Bottom line: Meta installed facial recognition with three AI models and local biometric storage in the Ray-Ban glasses app and disabled it via server command—without informing users.
Security researcher Buchodi discovered a fully functional but deactivated facial recognition stack with three machine learning models in Meta’s Stella app for Ray-Ban and Oakley smart glasses. The infrastructure already sits on millions of smartphones without users knowing about it.
When decompiling the Android application, Buchodi found three specialized AI models: one for facial recognition in the video stream, one for extracting and aligning facial regions, and one for converting visual data into a 2048-dimensional biometric vector. These vectors enable precise facial comparisons and local database queries via cosine similarity search. Unknown faces are stored in a local folder called “NameTagsPending” and persist even after device restarts. The app already contains a notification channel called “NameTags recognition”.
To verify functionality, Buchodi manipulated the app logic and manually triggered a recognition process. He fed a biometric vector from a public domain portrait photo of philosopher Michel Foucault into the system. The pipeline processed the image flawlessly, generated the vector, compared it to the local index, and triggered an Android system notification with the name. This proves that all components are interconnected and operational.
Relevant for CISOs: The infrastructure is currently disabled and can only be activated through server-side control by Meta.
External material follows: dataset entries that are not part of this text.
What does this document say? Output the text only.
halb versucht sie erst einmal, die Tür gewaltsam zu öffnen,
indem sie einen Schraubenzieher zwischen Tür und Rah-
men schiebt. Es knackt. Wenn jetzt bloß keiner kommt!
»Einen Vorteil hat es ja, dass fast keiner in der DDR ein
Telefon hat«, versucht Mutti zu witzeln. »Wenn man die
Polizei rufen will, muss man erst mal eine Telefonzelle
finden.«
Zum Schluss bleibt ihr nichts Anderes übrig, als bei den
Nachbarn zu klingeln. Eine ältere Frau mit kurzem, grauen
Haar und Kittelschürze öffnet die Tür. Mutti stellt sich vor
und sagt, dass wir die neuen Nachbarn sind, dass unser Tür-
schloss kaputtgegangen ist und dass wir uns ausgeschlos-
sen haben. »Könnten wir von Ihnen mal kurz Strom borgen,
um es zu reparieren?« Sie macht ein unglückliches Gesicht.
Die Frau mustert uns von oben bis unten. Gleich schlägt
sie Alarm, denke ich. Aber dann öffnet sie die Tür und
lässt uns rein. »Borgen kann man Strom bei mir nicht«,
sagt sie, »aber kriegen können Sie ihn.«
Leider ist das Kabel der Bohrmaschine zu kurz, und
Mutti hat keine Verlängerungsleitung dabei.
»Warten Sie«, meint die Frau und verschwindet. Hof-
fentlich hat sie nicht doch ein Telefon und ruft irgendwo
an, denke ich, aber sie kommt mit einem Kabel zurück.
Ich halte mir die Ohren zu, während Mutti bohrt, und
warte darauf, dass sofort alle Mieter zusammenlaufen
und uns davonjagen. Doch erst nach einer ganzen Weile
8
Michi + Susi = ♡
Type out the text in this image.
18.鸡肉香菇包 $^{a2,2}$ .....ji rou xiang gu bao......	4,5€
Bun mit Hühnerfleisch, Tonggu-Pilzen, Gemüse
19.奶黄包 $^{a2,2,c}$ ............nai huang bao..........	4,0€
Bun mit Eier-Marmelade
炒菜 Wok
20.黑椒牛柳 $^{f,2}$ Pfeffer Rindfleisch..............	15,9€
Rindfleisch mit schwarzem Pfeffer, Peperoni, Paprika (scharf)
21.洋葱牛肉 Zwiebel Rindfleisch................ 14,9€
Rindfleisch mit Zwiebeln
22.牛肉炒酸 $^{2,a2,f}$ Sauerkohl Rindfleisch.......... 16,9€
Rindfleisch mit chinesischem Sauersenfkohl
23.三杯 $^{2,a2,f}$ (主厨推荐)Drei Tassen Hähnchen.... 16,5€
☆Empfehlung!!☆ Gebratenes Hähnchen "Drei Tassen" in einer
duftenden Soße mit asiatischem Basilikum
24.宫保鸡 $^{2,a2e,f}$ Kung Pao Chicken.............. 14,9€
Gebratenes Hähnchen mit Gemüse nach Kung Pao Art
This means that millions of end-user devices with biometric processing enabled represent a privacy and security risk. Particularly critical are the local storage of biometric data without user consent and the lack of transparency.
Meta publicly announced in 2021 that it would discontinue facial recognition on Facebook and deleted over one billion stored facial profiles. The company paid $650 million in damages in the U.S. state of Illinois and $1.4 billion in additional litigation regarding violations of biometric privacy laws. The current discovery contradicts this public commitment.